Oray gibi 'eskiden' kitaplarına hayran olan bir okuru olarak Pamuk'un bu 'tüccar' kafasını, 'hesaplı-kitaplı tavırları'nı gördüğümde tıpkı Borges'te olduğu gibi onun adına da utanıyorum...
POLİTİK TAVIR PR'I
Uzunca bir süredir o utanma duygusunu U2, daha doğrusu grubun solisti Bono için yaşıyorum... Kariyerlerinin başlarında yaptıkları Sunday Bloody Sunday gibi şarkılarla politik bir duruş sergileyen Bono, 90'larda açlıkla, yoksullukla ilgili yaptığı kampanyalarla evrildiği yoldan çıkalı çok oldu.
Konserde Papa'yı telefonla arayan, 1997 tarihli Pop albümünün kapağında Türkiye'deki siyasi kayıplara dikkat çekmek için "Remember Fehmi Tosun disappeared in Turkey October 1995" (Ekim 1995'te Türkiye'de kaybolan Fehmi Tosun'u hatırlayın) yazan Bono, 2000'lerle birlikte bir Bush'la kol kola, bir Blair'le el ele gezmeye başladı. Davos'ta dev CEO'larla takılıp, politik tavır işini PR malzemesi gibi kullanmaya başladığında ve son olarak Tony Blair onu İngiltere başbakanlığına yakıştırdığından beri de aramıza bir soğukluk girdi...
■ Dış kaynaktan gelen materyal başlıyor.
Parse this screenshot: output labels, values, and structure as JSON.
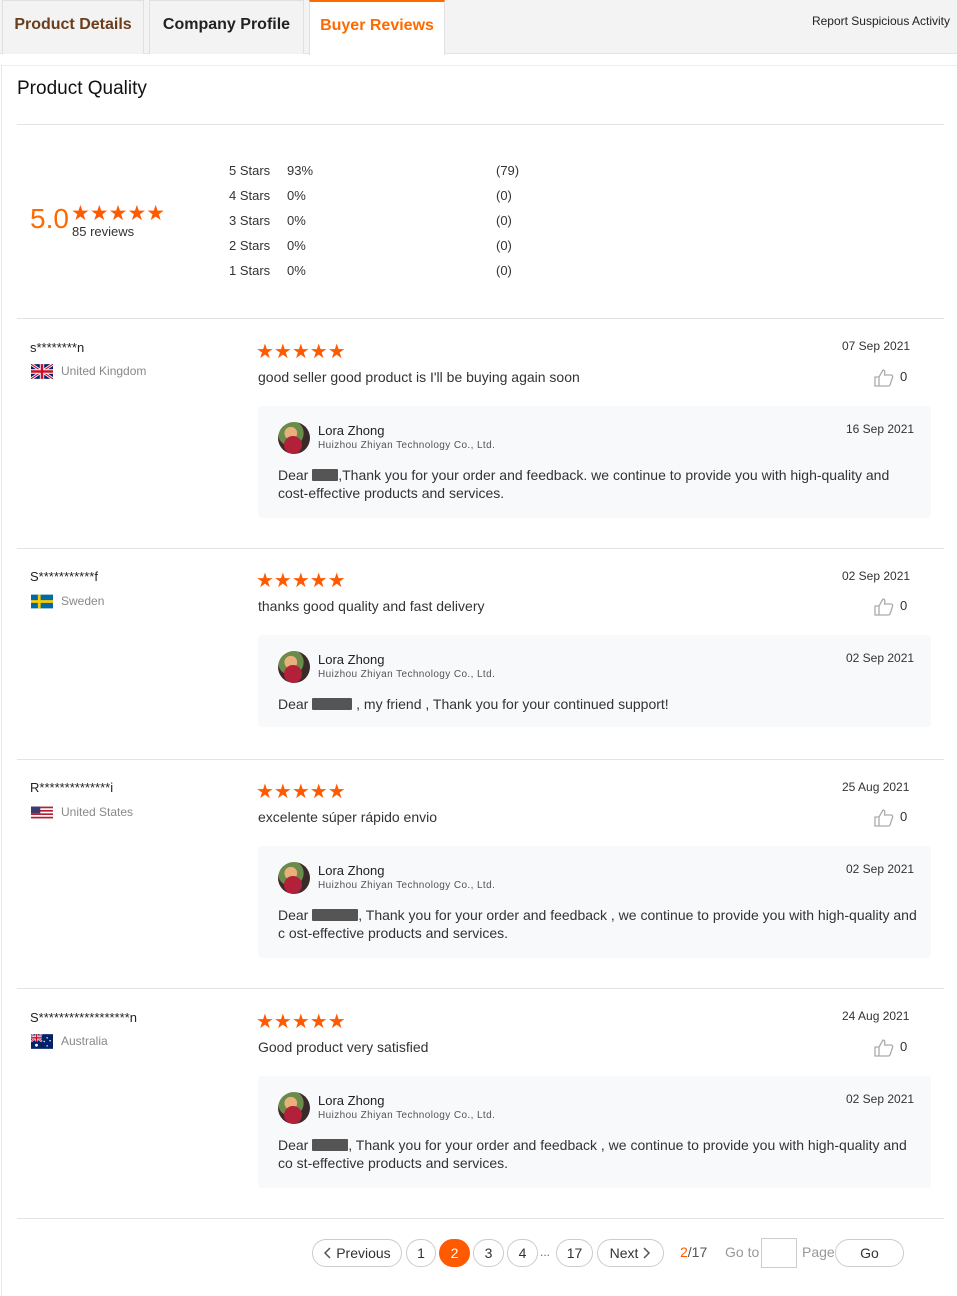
{
  "tabs": [
    {
      "label": "Product Details"
    },
    {
      "label": "Company Profile"
    },
    {
      "label": "Buyer Reviews"
    }
  ],
  "report_link": "Report Suspicious Activity",
  "section_title": "Product Quality",
  "summary": {
    "score": "5.0",
    "stars": "★★★★★",
    "reviews_label": "85 reviews",
    "distribution": [
      {
        "label": "5  Stars",
        "percent": "93%",
        "count": "(79)"
      },
      {
        "label": "4  Stars",
        "percent": "0%",
        "count": "(0)"
      },
      {
        "label": "3  Stars",
        "percent": "0%",
        "count": "(0)"
      },
      {
        "label": "2  Stars",
        "percent": "0%",
        "count": "(0)"
      },
      {
        "label": "1  Stars",
        "percent": "0%",
        "count": "(0)"
      }
    ]
  },
  "colors": {
    "accent": "#ff6a00",
    "star": "#ff5a00"
  },
  "reviews": [
    {
      "user": "s********n",
      "country": "United Kingdom",
      "flag_icon": "uk-flag-icon",
      "stars": "★★★★★",
      "text": "good seller good product is I'll be buying again soon",
      "date": "07 Sep 2021",
      "likes": "0",
      "reply": {
        "name": "Lora Zhong",
        "company": "Huizhou Zhiyan Technology Co., Ltd.",
        "date": "16 Sep 2021",
        "prefix": "Dear ",
        "text": ",Thank you for your order and feedback.  we continue to provide you with high-quality and cost-effective products and services."
      }
    },
    {
      "user": "S***********f",
      "country": "Sweden",
      "flag_icon": "sweden-flag-icon",
      "stars": "★★★★★",
      "text": "thanks good quality and fast delivery",
      "date": "02 Sep 2021",
      "likes": "0",
      "reply": {
        "name": "Lora Zhong",
        "company": "Huizhou Zhiyan Technology Co., Ltd.",
        "date": "02 Sep 2021",
        "prefix": "Dear ",
        "text": " , my friend , Thank you for your continued support!"
      }
    },
    {
      "user": "R**************i",
      "country": "United States",
      "flag_icon": "us-flag-icon",
      "stars": "★★★★★",
      "text": "excelente súper rápido envio",
      "date": "25 Aug 2021",
      "likes": "0",
      "reply": {
        "name": "Lora Zhong",
        "company": "Huizhou Zhiyan Technology Co., Ltd.",
        "date": "02 Sep 2021",
        "prefix": "Dear ",
        "text": ", Thank you for your order and feedback , we continue to provide you with high-quality and c ost-effective products and services."
      }
    },
    {
      "user": "S******************n",
      "country": "Australia",
      "flag_icon": "australia-flag-icon",
      "stars": "★★★★★",
      "text": "Good product very satisfied",
      "date": "24 Aug 2021",
      "likes": "0",
      "reply": {
        "name": "Lora Zhong",
        "company": "Huizhou Zhiyan Technology Co., Ltd.",
        "date": "02 Sep 2021",
        "prefix": "Dear ",
        "text": ", Thank you for your order and feedback , we continue to provide you with high-quality and co st-effective products and services."
      }
    }
  ],
  "pagination": {
    "previous": "Previous",
    "next": "Next",
    "pages": [
      "1",
      "2",
      "3",
      "4",
      "17"
    ],
    "ellipsis": "...",
    "current": "2",
    "total": "/17",
    "goto_label": "Go to",
    "goto_value": "",
    "page_label": "Page",
    "go": "Go"
  }
}
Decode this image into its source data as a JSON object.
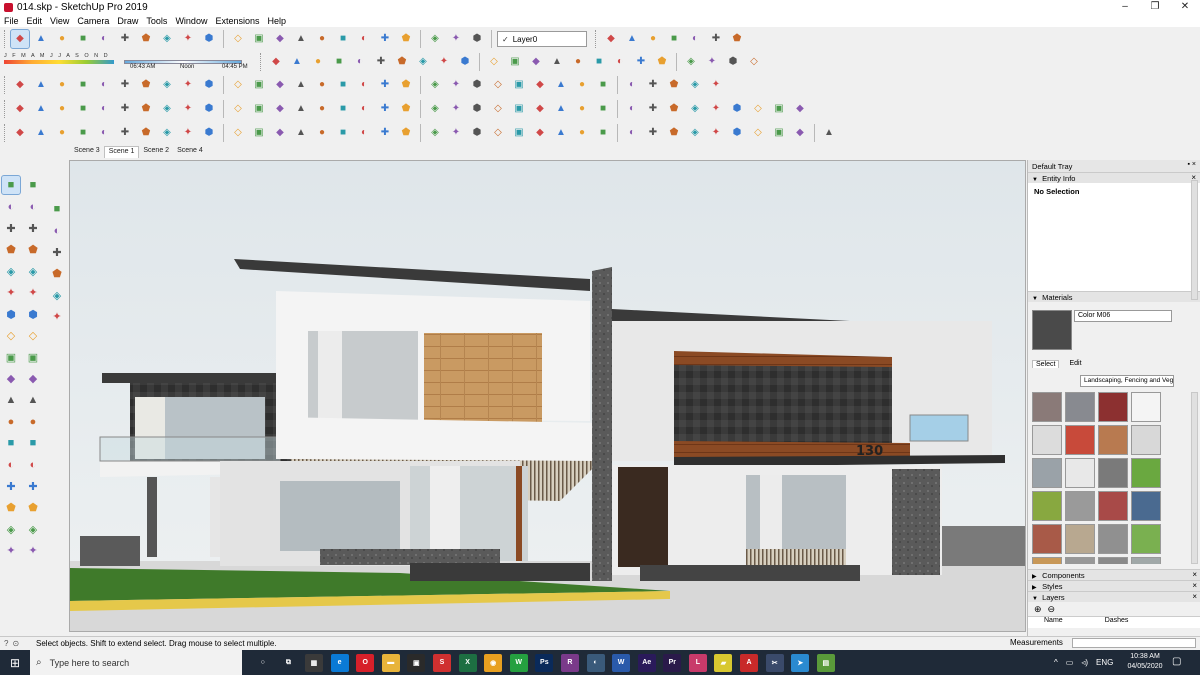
{
  "window": {
    "title": "014.skp - SketchUp Pro 2019",
    "minimize": "–",
    "maximize": "❐",
    "close": "✕"
  },
  "menu": [
    "File",
    "Edit",
    "View",
    "Camera",
    "Draw",
    "Tools",
    "Window",
    "Extensions",
    "Help"
  ],
  "toolbar": {
    "layer_dropdown": {
      "checkmark": "✓",
      "value": "Layer0"
    },
    "shadow": {
      "months": "J F M A M J J A S O N D",
      "time_start": "06:43 AM",
      "time_noon": "Noon",
      "time_end": "04:45 PM"
    },
    "row1_icons": [
      "select-icon",
      "eraser-icon",
      "line-icon",
      "arc-icon",
      "paint-bucket-icon",
      "push-pull-icon",
      "follow-me-icon",
      "move-icon",
      "rotate-icon",
      "scale-icon",
      "tape-measure-icon",
      "text-icon",
      "paint-icon",
      "orbit-icon",
      "pan-icon",
      "zoom-icon",
      "zoom-extents-icon",
      "warehouse-icon",
      "extension-warehouse-icon",
      "layout-icon",
      "ruby-icon",
      "user-icon"
    ],
    "row1b_icons": [
      "iso-view-icon",
      "top-view-icon",
      "front-view-icon",
      "right-view-icon",
      "back-view-icon",
      "left-view-icon",
      "bottom-view-icon"
    ],
    "row2_icons": [
      "sandbox-icon",
      "smoove-icon",
      "new-icon",
      "open-icon",
      "save-icon",
      "cut-icon",
      "copy-icon",
      "paste-icon",
      "pencil-icon",
      "ruler-icon",
      "rect-icon",
      "circle-icon",
      "ellipse-icon",
      "oval-icon",
      "polygon-icon",
      "arc2-icon",
      "arc3-icon",
      "arc4-icon",
      "curve-icon",
      "star-icon",
      "spiral-icon",
      "offset-icon",
      "fillet-icon"
    ],
    "row3_icons": [
      "map-icon",
      "play-icon",
      "stop-icon",
      "settings-icon",
      "cube-icon",
      "cylinder-icon",
      "cone-icon",
      "pyramid-icon",
      "sphere-icon",
      "torus-icon",
      "prism-icon",
      "helix-icon",
      "dome-icon",
      "tube-icon",
      "wedge-icon",
      "polyhedron-icon",
      "gem-icon",
      "bolt-icon",
      "ring-icon",
      "axis-x-icon",
      "axis-y-icon",
      "axis-z-icon",
      "reset-icon",
      "component-icon",
      "group-icon",
      "explode-icon",
      "solid-icon",
      "intersect-icon",
      "union-icon",
      "subtract-icon",
      "trim-icon",
      "split-icon",
      "shell-icon"
    ],
    "row4_icons": [
      "line-tool-icon",
      "curve-tool-icon",
      "join-icon",
      "weld-icon",
      "split-line-icon",
      "bend-icon",
      "loft-icon",
      "extrude-icon",
      "sweep-icon",
      "lathe-icon",
      "skin-icon",
      "cap-icon",
      "profile-icon",
      "stairs-icon",
      "rail-icon",
      "wall-icon",
      "window-tool-icon",
      "door-tool-icon",
      "roof-icon",
      "beam-icon",
      "column-icon",
      "truss-icon",
      "slab-icon",
      "grid-icon",
      "array-icon",
      "mirror-icon",
      "align-icon",
      "distribute-icon",
      "snap-icon",
      "measure-icon",
      "area-icon",
      "volume-icon",
      "label-icon",
      "dimension-icon",
      "section-icon",
      "cloud-icon",
      "share-icon"
    ],
    "row5_icons": [
      "box-icon",
      "plane-icon",
      "terrain-icon",
      "hill-icon",
      "valley-icon",
      "cut-plane-icon",
      "drape-icon",
      "stamp-icon",
      "flip-icon",
      "smooth-icon",
      "add-detail-icon",
      "lock-icon",
      "unlock-icon",
      "hide-icon",
      "unhide-icon",
      "rotate3d-icon",
      "scale3d-icon",
      "twist-icon",
      "taper-icon",
      "shear-icon",
      "path-icon",
      "chain-icon",
      "link-icon",
      "unlink-icon",
      "weld2-icon",
      "merge-icon",
      "node-icon",
      "vertex-icon",
      "face-icon",
      "edge-icon",
      "soften-icon",
      "render-icon",
      "material-icon",
      "light-icon",
      "camera-icon",
      "tag-icon",
      "material2-icon",
      "palette-icon"
    ]
  },
  "scenes": [
    "Scene 3",
    "Scene 1",
    "Scene 2",
    "Scene 4"
  ],
  "left_toolbar": {
    "col1": [
      "select-tool-icon",
      "paint-bucket-tool-icon",
      "line-tool-icon",
      "rectangle-tool-icon",
      "circle-tool-icon",
      "arc-tool-icon",
      "offset-tool-icon",
      "push-pull-tool-icon",
      "rotate-tool-icon",
      "scale-tool-icon",
      "tape-measure-tool-icon",
      "dimension-tool-icon",
      "text-tool-icon",
      "orbit-tool-icon",
      "zoom-tool-icon",
      "zoom-extents-tool-icon",
      "position-camera-tool-icon",
      "walk-tool-icon"
    ],
    "col2": [
      "make-component-icon",
      "eraser-tool-icon",
      "freehand-tool-icon",
      "rotated-rect-tool-icon",
      "polygon-tool-icon",
      "pie-tool-icon",
      "two-point-arc-icon",
      "follow-me-tool-icon",
      "move-tool-icon",
      "offset2-tool-icon",
      "protractor-tool-icon",
      "axes-tool-icon",
      "3d-text-tool-icon",
      "pan-tool-icon",
      "zoom-window-tool-icon",
      "previous-view-icon",
      "look-around-tool-icon",
      "section-plane-tool-icon"
    ],
    "col3": [
      "warehouse-small-icon",
      "component-small-icon",
      "home-icon",
      "house-front-icon",
      "house-icon",
      "door-small-icon"
    ]
  },
  "viewport": {
    "house_number": "130"
  },
  "tray": {
    "title": "Default Tray",
    "pin": "▪ ×",
    "entity_info": {
      "header": "Entity Info",
      "value": "No Selection"
    },
    "materials": {
      "header": "Materials",
      "name": "Color M06",
      "tabs": [
        "Select",
        "Edit"
      ],
      "library": "Landscaping, Fencing and Vegetation",
      "swatch_colors": [
        "#8a7a78",
        "#888a90",
        "#8c3030",
        "#f4f4f4",
        "#dcdcdc",
        "#c84a3a",
        "#b87a50",
        "#d8d8d8",
        "#9aa2a8",
        "#e8e8e8",
        "#7a7a7a",
        "#6aa840",
        "#88a840",
        "#9a9a9a",
        "#a84a48",
        "#4a6a90",
        "#a85a48",
        "#b8a890",
        "#909090",
        "#7ab050",
        "#c89858",
        "#989898",
        "#8a8a8a",
        "#a0a8a8"
      ]
    },
    "components": "Components",
    "styles": "Styles",
    "layers": {
      "header": "Layers",
      "add": "⊕",
      "remove": "⊖",
      "col_name": "Name",
      "col_dashes": "Dashes"
    }
  },
  "status": {
    "message": "Select objects. Shift to extend select. Drag mouse to select multiple.",
    "measurements_label": "Measurements"
  },
  "taskbar": {
    "search_placeholder": "Type here to search",
    "apps": [
      {
        "name": "cortana-icon",
        "label": "○",
        "color": "#1f2a38"
      },
      {
        "name": "task-view-icon",
        "label": "⧉",
        "color": "#1f2a38"
      },
      {
        "name": "calculator-icon",
        "label": "▦",
        "color": "#3a3a3a"
      },
      {
        "name": "edge-icon",
        "label": "e",
        "color": "#0a7ad6"
      },
      {
        "name": "opera-icon",
        "label": "O",
        "color": "#d6202a"
      },
      {
        "name": "file-explorer-icon",
        "label": "▬",
        "color": "#e8b43a"
      },
      {
        "name": "store-icon",
        "label": "▣",
        "color": "#2a2a2a"
      },
      {
        "name": "sketchup-icon",
        "label": "S",
        "color": "#d03030"
      },
      {
        "name": "excel-icon",
        "label": "X",
        "color": "#1d6f42"
      },
      {
        "name": "chrome-icon",
        "label": "◉",
        "color": "#e8a020"
      },
      {
        "name": "whatsapp-icon",
        "label": "W",
        "color": "#25a040"
      },
      {
        "name": "photoshop-icon",
        "label": "Ps",
        "color": "#0a2a5a"
      },
      {
        "name": "winrar-icon",
        "label": "R",
        "color": "#7a3a8a"
      },
      {
        "name": "connect-icon",
        "label": "◐",
        "color": "#3a5a7a"
      },
      {
        "name": "word-icon",
        "label": "W",
        "color": "#2a5aaa"
      },
      {
        "name": "after-effects-icon",
        "label": "Ae",
        "color": "#2a1a5a"
      },
      {
        "name": "premiere-icon",
        "label": "Pr",
        "color": "#2a1a4a"
      },
      {
        "name": "sketchup-layout-icon",
        "label": "L",
        "color": "#c83a6a"
      },
      {
        "name": "sticky-icon",
        "label": "▰",
        "color": "#d8c830"
      },
      {
        "name": "acrobat-icon",
        "label": "A",
        "color": "#c82a2a"
      },
      {
        "name": "snip-icon",
        "label": "✂",
        "color": "#3a4a6a"
      },
      {
        "name": "telegram-icon",
        "label": "➤",
        "color": "#2a8ad0"
      },
      {
        "name": "notepad-icon",
        "label": "▤",
        "color": "#5a9a3a"
      }
    ],
    "tray_chevron": "^",
    "network": "▭",
    "volume": "◃)",
    "language": "ENG",
    "time": "10:38 AM",
    "date": "04/05/2020",
    "notification": "▢"
  },
  "colors": {
    "accent_select": "#cfe3f7",
    "taskbar": "#1f2a38",
    "wall_white": "#f4f4f4",
    "wood": "#b77c4a",
    "stone_dark": "#3c3c3c",
    "grass": "#3f7a2a"
  }
}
Ne de olsa ilk gözağrımız yaptıkları her yeni şeye kayıtsız kalamasam da, birkaç kez konserlerinde onları canlı izlesem de son satın aldığım albümleri 2000 tarihli All That You Can't Leave Behind albümleri oldu.
Çİİ'YE ŞARKI YAZMIŞTI
Son günlerde Bono'nun bu albümde yer alan ve o yıllarda ev hapsinde olan Myanmar'ın 'manevi' lideri Ang Su Çii için yazdığı 'Walk On' şarkısı kafamda dönüp duruyor: "A singing bird in an open cage / Who will only fly, only fly for freedom..."
'360 Derece Turnesi'nde her gittikleri yerde bu şarkıyı dev ekranda Su Çii fotoğrafları eşliğinde seslendiren Bono'nun, son günlerde Myanmar-Bengladeş sınırında Rohingyalı Müslümanlar'a yapılanlarla ilgili bir şeyler söyleyip söylemediğini arıyorum haberlerin satır aralarında.
2012'de adına şarkılar yazdığı Suu Çii'yle ilk buluşmasında "Turne boyunca bizimleydi. Stadları dolduran 7 milyon insana seslerinin ne kadar güçlü olduğunu söyledi hep" deyip kendisini en çok etkileyen şeyin ise "Onun şiddet içermeyen konumu" olduğunu söylüyor.
Bugün Çii'nin ülkesinde, BM'nin 'Etnik temizliğin ders kitaplarındaki örneği" dediği, zulme, şiddete ise başını çeviriyor; 'politik çıkışlar artık etkisi kadar etkili olmadığı, satacak albüm, rekorlar kıracak konser turnesi kalmadığı için mi acaba?
SÖYLEYECEK SÖZÜ YOK!
Uluslararası Af Örgütü'nün verdiği ödülü geri almayı düşünüp, dünyanın dörtbir yanında insanların ona verilen Nobel ödülünün geri alınması çağrısı yaparken Nobel Barış Ödüllü Desmond Tutu'nun 'doğruluğu sembolize ettiği için' fotoğrafını masasında tuttuğu Suu Çii'ye Rohingya'da yapılan zulüm için "Sesizliğinin bedeli çok ağır olacak, konuş!" diye çağrı yaparken onun adına şarkılar yapan Bono'nun tek kelime etmemesi 'eski bir U2 sever' olarak beni utandırıyor...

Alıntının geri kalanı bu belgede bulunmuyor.